Synergistic Dual‐Engineering of Hard Carbons via Graphene Oxide Nanosheets: Enabling Ultrahigh ICE Sodium‐Ion Batteries through Edge Passivation and Catalytic SEI Design
Gang Huang, Jie Hu, Zhikang Wang, Fan Gao, Yuhan Zhou, Shihui Fu, Yuru Wang, Yuru Wang, Zhoutai Shang, Caiqin Gao, Longbo Luo, Yuan Chen, Yanqing Wang, Yanqing Wang
Abstract
Abstract The commercialization of sodium‐ion batteries (SIBs) faces a critical challenge in balancing the high reversible capacity and initial Coulombic efficiency (ICE) of hard carbon anodes, hindered by reactive edge‐induced electrolyte degradation. This study introduces an innovative dual‐functional modification strategy leveraging graphene oxide (GO) nanosheets to simultaneously passivate edge‐active sites and catalytically tailor interfacial chemistry. By constructing an atomic‐scale hydrogen‐bonding network, oxygen‐rich functional groups (─OH/─COOH) on GO chemically anchor to carbon edges, suppressing parasitic reactions while inducing closed‐pore architectures for efficient Na⁺ storage. Simultaneously, strategically retained carbonyl (C═O) moieties act as Lewis‐acid catalytic centers, directing preferential NaPF₆ decomposition into an inorganic‐dominated NaF‐rich solid electrolyte interphase (SEI) via molecular‐level interactions.

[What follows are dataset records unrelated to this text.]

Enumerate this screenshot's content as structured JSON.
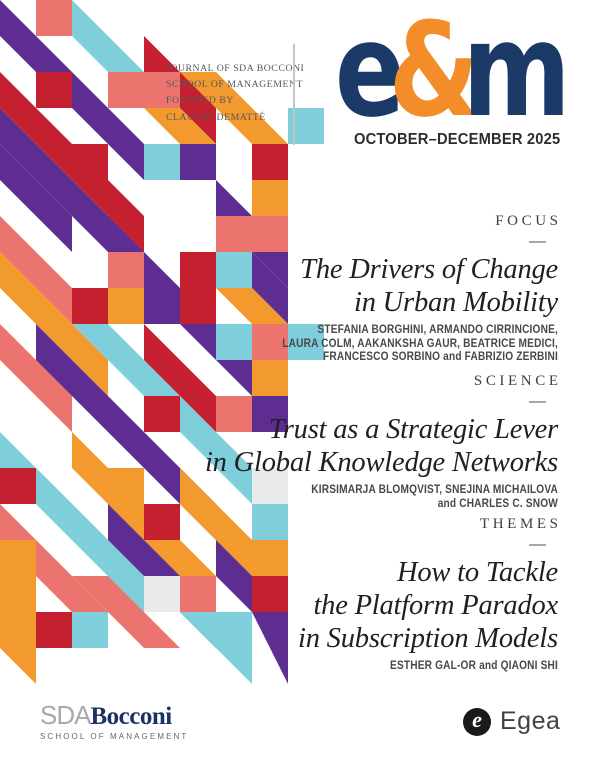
{
  "masthead": {
    "journal_lines": [
      "JOURNAL OF SDA BOCCONI",
      "SCHOOL OF MANAGEMENT",
      "FOUNDED BY",
      "CLAUDIO DEMATTÉ"
    ],
    "logo": {
      "e": "e",
      "amp": "&",
      "m": "m"
    },
    "issue": "OCTOBER–DECEMBER 2025"
  },
  "sections": [
    {
      "label": "FOCUS",
      "title_lines": [
        "The Drivers of Change",
        "in Urban Mobility"
      ],
      "author_lines": [
        "STEFANIA BORGHINI, ARMANDO CIRRINCIONE,",
        "LAURA COLM, AAKANKSHA GAUR, BEATRICE MEDICI,",
        "FRANCESCO SORBINO and FABRIZIO ZERBINI"
      ]
    },
    {
      "label": "SCIENCE",
      "title_lines": [
        "Trust as a Strategic Lever",
        "in Global Knowledge Networks"
      ],
      "author_lines": [
        "KIRSIMARJA BLOMQVIST, SNEJINA MICHAILOVA",
        "and CHARLES C. SNOW"
      ]
    },
    {
      "label": "THEMES",
      "title_lines": [
        "How to Tackle",
        "the Platform Paradox",
        "in Subscription Models"
      ],
      "author_lines": [
        "ESTHER GAL-OR and QIAONI SHI"
      ]
    }
  ],
  "footer": {
    "sda": {
      "sda": "SDA",
      "bocconi": "Bocconi",
      "school": "SCHOOL OF MANAGEMENT"
    },
    "egea": {
      "mark": "e",
      "name": "Egea"
    }
  },
  "colors": {
    "brand": {
      "navy": "#1B3A67",
      "orange": "#F28D2A",
      "title_ink": "#202022",
      "label_ink": "#3E3E40",
      "authors_ink": "#48484A",
      "journal_ink": "#58585A",
      "date_ink": "#2D2D2F",
      "sda_navy": "#1B3262",
      "sda_gray": "#A7A9AC",
      "school_gray": "#66686B",
      "egea_ink": "#414042",
      "egea_black": "#1A1A1A",
      "divider_gray": "#C4C5C7",
      "dash_gray": "#A6A8AB"
    },
    "pattern": {
      "purple": "#5E2D91",
      "red": "#C4202F",
      "cyan": "#7FCEDC",
      "salmon": "#EC746E",
      "orange": "#F29A2E",
      "lightgray": "#E9EAEB"
    }
  }
}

The optimized anode delivers a record‐high ICE of 90.9% with 441.3 mAh g⁻¹ reversible capacity at 0.1 A g⁻¹ (4.6 mg cm⁻ 2 ), coupled with exceptional rate capability (161.1 mAh g⁻¹ at 2.0 A g⁻¹) and ultralong cyclability (83.1% retention after 1 000 cycles). Full cells paired with Na₃V₂(PO₄)₃ cathodes achieve 286.4 Wh kg⁻¹ energy density while maintaining operation under extreme mechanical deformation and −20 °C conditions. This work resolves the intrinsic capacity‐ICE trade‐off through spatially resolved edge regulation and interfacial catalysis, establishing a universal framework for designing high‐performance, flexible energy storage systems.